Notes on the day for 2022-02-23:
Many meetings today, stressful. I started eating too early in the day and ate too much.
The following I believe to be a teaching from my inner guru:
Do not think of forgiveness as a chore. Do not think of forgiveness as something that must be done. Forgiveness is an opportunity to be free. It’s an opportunity to drop the bonds of anger and fear and allow ourselves to commune with our true nature.
The first step in forgiving others is to learn to forgive ourselves. When we have feelings of guilt or shame, we can recognize that these stem from anger and resentments that we have towards ourselves. For example, if we were to lose our temper and yell at someone or strike out at them, later we may feel guilty or ashamed of this behavior. If we were to break a promise to someone and misbehave, to do things we promised not to do, we may later feel guilty or ashamed by this. Guilt and shame are resentments we hold against ourselves. These feelings are driven by judgments we take upon ourselves and sentence ourselves to. They stem from the fear-based thinking of the ego. Guilt and shame are no more than an ego trip that we impose upon ourselves.

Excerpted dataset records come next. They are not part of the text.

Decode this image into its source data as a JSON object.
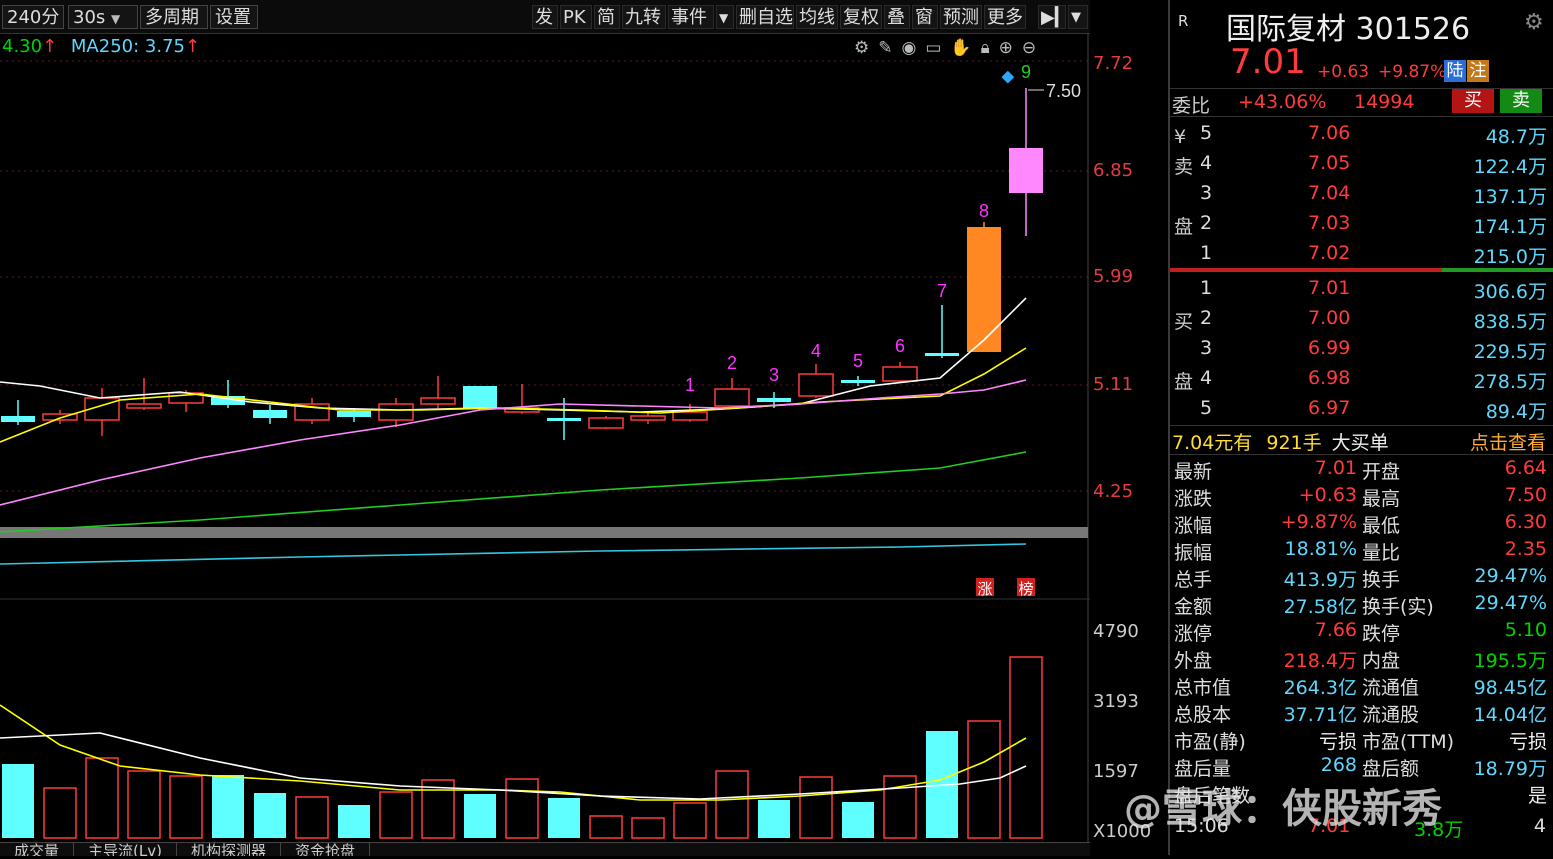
{
  "toolbar": {
    "period": "240分",
    "interval": "30s",
    "multi_period": "多周期",
    "settings": "设置",
    "right_buttons": [
      "发",
      "PK",
      "简",
      "九转",
      "事件",
      "删自选",
      "均线",
      "复权",
      "叠",
      "窗",
      "预测",
      "更多"
    ]
  },
  "chart": {
    "indicator_value": "4.30",
    "ma250_label": "MA250: 3.75",
    "price_axis": [
      "7.72",
      "6.85",
      "5.99",
      "5.11",
      "4.25"
    ],
    "volume_axis": [
      "4790",
      "3193",
      "1597",
      "X1000"
    ],
    "high_marker": "7.50",
    "count_labels": [
      "1",
      "2",
      "3",
      "4",
      "5",
      "6",
      "7",
      "8",
      "9"
    ],
    "badges": [
      "涨",
      "榜"
    ],
    "bottom_tabs": [
      "成交量",
      "主导流(Lv)",
      "机构探测器",
      "资金抢盘"
    ],
    "colors": {
      "up": "#ff3b3b",
      "down": "#5fffff",
      "ma5": "#ffffff",
      "ma10": "#ffff00",
      "ma20": "#ff88ff",
      "ma60": "#22cc22",
      "ma250": "#33c8e0"
    }
  },
  "panel": {
    "marker": "R",
    "name": "国际复材",
    "code": "301526",
    "price": "7.01",
    "change": "+0.63",
    "change_pct": "+9.87%",
    "tag_lu": "陆",
    "tag_zhu": "注",
    "weibi_label": "委比",
    "weibi_value": "+43.06%",
    "weicha": "14994",
    "buy_btn": "买",
    "sell_btn": "卖",
    "sell_side_label": [
      "¥",
      "卖",
      "盘"
    ],
    "buy_side_label": [
      "买",
      "盘"
    ],
    "asks": [
      {
        "level": "5",
        "price": "7.06",
        "volume": "48.7万"
      },
      {
        "level": "4",
        "price": "7.05",
        "volume": "122.4万"
      },
      {
        "level": "3",
        "price": "7.04",
        "volume": "137.1万"
      },
      {
        "level": "2",
        "price": "7.03",
        "volume": "174.1万"
      },
      {
        "level": "1",
        "price": "7.02",
        "volume": "215.0万"
      }
    ],
    "bids": [
      {
        "level": "1",
        "price": "7.01",
        "volume": "306.6万"
      },
      {
        "level": "2",
        "price": "7.00",
        "volume": "838.5万"
      },
      {
        "level": "3",
        "price": "6.99",
        "volume": "229.5万"
      },
      {
        "level": "4",
        "price": "6.98",
        "volume": "278.5万"
      },
      {
        "level": "5",
        "price": "6.97",
        "volume": "89.4万"
      }
    ],
    "big_order": {
      "price": "7.04元有",
      "hands": "921手",
      "text": "大买单",
      "link": "点击查看"
    },
    "stats": [
      {
        "l1": "最新",
        "v1": "7.01",
        "c1": "red",
        "l2": "开盘",
        "v2": "6.64",
        "c2": "red"
      },
      {
        "l1": "涨跌",
        "v1": "+0.63",
        "c1": "red",
        "l2": "最高",
        "v2": "7.50",
        "c2": "red"
      },
      {
        "l1": "涨幅",
        "v1": "+9.87%",
        "c1": "red",
        "l2": "最低",
        "v2": "6.30",
        "c2": "red"
      },
      {
        "l1": "振幅",
        "v1": "18.81%",
        "c1": "cyan",
        "l2": "量比",
        "v2": "2.35",
        "c2": "red"
      },
      {
        "l1": "总手",
        "v1": "413.9万",
        "c1": "cyan",
        "l2": "换手",
        "v2": "29.47%",
        "c2": "cyan"
      },
      {
        "l1": "金额",
        "v1": "27.58亿",
        "c1": "cyan",
        "l2": "换手(实)",
        "v2": "29.47%",
        "c2": "cyan"
      },
      {
        "l1": "涨停",
        "v1": "7.66",
        "c1": "red",
        "l2": "跌停",
        "v2": "5.10",
        "c2": "green"
      },
      {
        "l1": "外盘",
        "v1": "218.4万",
        "c1": "red",
        "l2": "内盘",
        "v2": "195.5万",
        "c2": "green"
      },
      {
        "l1": "总市值",
        "v1": "264.3亿",
        "c1": "cyan",
        "l2": "流通值",
        "v2": "98.45亿",
        "c2": "cyan"
      },
      {
        "l1": "总股本",
        "v1": "37.71亿",
        "c1": "cyan",
        "l2": "流通股",
        "v2": "14.04亿",
        "c2": "cyan"
      },
      {
        "l1": "市盈(静)",
        "v1": "亏损",
        "c1": "white",
        "l2": "市盈(TTM)",
        "v2": "亏损",
        "c2": "white"
      },
      {
        "l1": "盘后量",
        "v1": "268",
        "c1": "cyan",
        "l2": "盘后额",
        "v2": "18.79万",
        "c2": "cyan"
      },
      {
        "l1": "盘后笔数",
        "v1": "",
        "c1": "cyan",
        "l2": "",
        "v2": "是",
        "c2": "white"
      }
    ],
    "tick": {
      "time": "15:06",
      "price": "7.01",
      "volume": "3.8万",
      "count": "4"
    },
    "watermark": "雪球：侠股新秀"
  }
}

We must recognize the unskillfulness of our actions. They may be things we did that we wish we hadn’t or they may be things we vowed not to do but did anyway. The subsequent feelings of guilt and shame cause us suffering as a result. When we recognize the unskillfulness of the ego mind, we put into perspective the true cause and effect of this unskillfulness and suffering. It is the ego mind’s inability to love without measure and its desire to control love in a selfish way, to attain more of what it wants and destroy that which threatens it, that is the root cause of its unsatisfactory manifestations. This attempt at measuring love is also a measurement of unlovingness. When we are unloving, we suffer through guilt and shame. When we recognize this, it becomes easier to forgive oneself and be free from this pain.
Once we have mastered the act of self-forgiveness we can apply this to the unskillfulness and suffering of others. It may be someone close, someone we love or it may be a distant figure, a well known person or politician. The relationship does not matter, if we can recognize the behavior of others and their unskillfulness and then recognize the suffering and dissatisfaction they experience as a result, we can recognize in them what we recognize in ourselves. Just as we had judged ourselves and then were freed through forgiveness. We can now see equivalence in these judgments. Just as our unlovingness towards one’s self causes suffering, our unlovingness towards others causes the same suffering.

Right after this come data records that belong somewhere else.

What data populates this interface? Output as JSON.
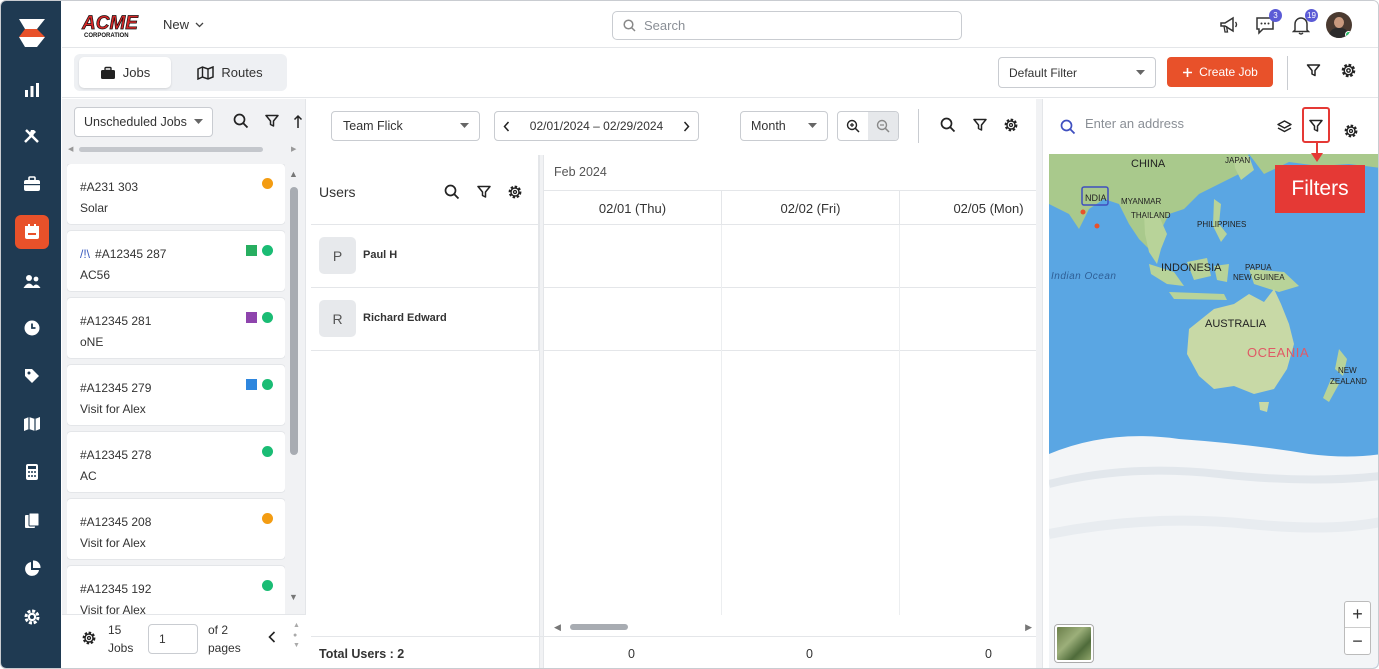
{
  "app": {
    "brand": "ACME",
    "brand_sub": "CORPORATION",
    "new_label": "New",
    "search_placeholder": "Search"
  },
  "notifications": {
    "chat_count": "3",
    "bell_count": "19"
  },
  "rail": {
    "items": [
      "logo-icon",
      "reports-icon",
      "tools-icon",
      "jobs-icon",
      "schedule-icon",
      "customers-icon",
      "timesheet-icon",
      "tags-icon",
      "map-icon",
      "calculator-icon",
      "documents-icon",
      "analytics-icon",
      "settings-icon"
    ],
    "active": "schedule-icon"
  },
  "subbar": {
    "tabs": [
      {
        "label": "Jobs",
        "active": true,
        "icon": "briefcase-icon"
      },
      {
        "label": "Routes",
        "active": false,
        "icon": "map-icon"
      }
    ],
    "default_filter": "Default Filter",
    "create_job": "Create Job"
  },
  "jobs_panel": {
    "filter": "Unscheduled Jobs",
    "jobs": [
      {
        "id": "#A231 303",
        "desc": "Solar",
        "marks": [
          "dot:#f39c12"
        ]
      },
      {
        "id": "#A12345 287",
        "prefix": "/!\\",
        "desc": "AC56",
        "marks": [
          "square:#27ae60",
          "dot:#1abc74"
        ]
      },
      {
        "id": "#A12345 281",
        "desc": "oNE",
        "marks": [
          "square:#8e44ad",
          "dot:#1abc74"
        ]
      },
      {
        "id": "#A12345 279",
        "desc": "Visit for Alex",
        "marks": [
          "square:#2e86de",
          "dot:#1abc74"
        ]
      },
      {
        "id": "#A12345 278",
        "desc": "AC",
        "marks": [
          "dot:#1abc74"
        ]
      },
      {
        "id": "#A12345 208",
        "desc": "Visit for Alex",
        "marks": [
          "dot:#f39c12"
        ]
      },
      {
        "id": "#A12345 192",
        "desc": "Visit for Alex",
        "marks": [
          "dot:#1abc74"
        ]
      }
    ],
    "footer": {
      "count": "15",
      "count_unit": "Jobs",
      "page": "1",
      "of_label": "of 2",
      "pages_label": "pages"
    }
  },
  "schedule": {
    "team": "Team Flick",
    "date_range": "02/01/2024 – 02/29/2024",
    "view": "Month",
    "users_title": "Users",
    "month_label": "Feb 2024",
    "days": [
      "02/01 (Thu)",
      "02/02 (Fri)",
      "02/05 (Mon)"
    ],
    "users": [
      {
        "initial": "P",
        "name": "Paul H"
      },
      {
        "initial": "R",
        "name": "Richard Edward"
      }
    ],
    "total_label": "Total Users : 2",
    "totals": [
      "0",
      "0",
      "0"
    ]
  },
  "map": {
    "placeholder": "Enter an address",
    "labels": {
      "china": "CHINA",
      "japan": "JAPAN",
      "india": "NDIA",
      "myanmar": "MYANMAR",
      "thailand": "THAILAND",
      "philippines": "PHILIPPINES",
      "indian_ocean": "Indian Ocean",
      "indonesia": "INDONESIA",
      "papua1": "PAPUA",
      "papua2": "NEW GUINEA",
      "australia": "AUSTRALIA",
      "oceania": "OCEANIA",
      "nz1": "NEW",
      "nz2": "ZEALAND"
    },
    "zoom_in": "+",
    "zoom_out": "−"
  },
  "callout": {
    "label": "Filters",
    "color": "#e53935"
  },
  "colors": {
    "accent": "#e8512a",
    "rail": "#1f3a52",
    "badge": "#5b5bd6"
  }
}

You may respond, “But my actions are not the same as theirs, the actions of the others are far much worse than the unlovingness that I exhibited”. This is understandable as the world in which we exist is one of measure and degree. Others are compared and deemed better or worse based on our subjective judgment at the moment. It is important to recognize that unlovingness is the same, whether we witness it in ourselves, we witness it in others, or we create it from fantasies in our mind. We may perceive differences in the form of unlovingness, but in truth, there is simply no difference. The cause is the same, the ego mind’s flawed design, its desire to control and apportion love. When we recognize this equivalence and cast away the perception of difference as delusion, we can forgive others as we forgive ourselves. This is how we can be free, this is how we can know the peace which transcends all understanding that has been spoken of.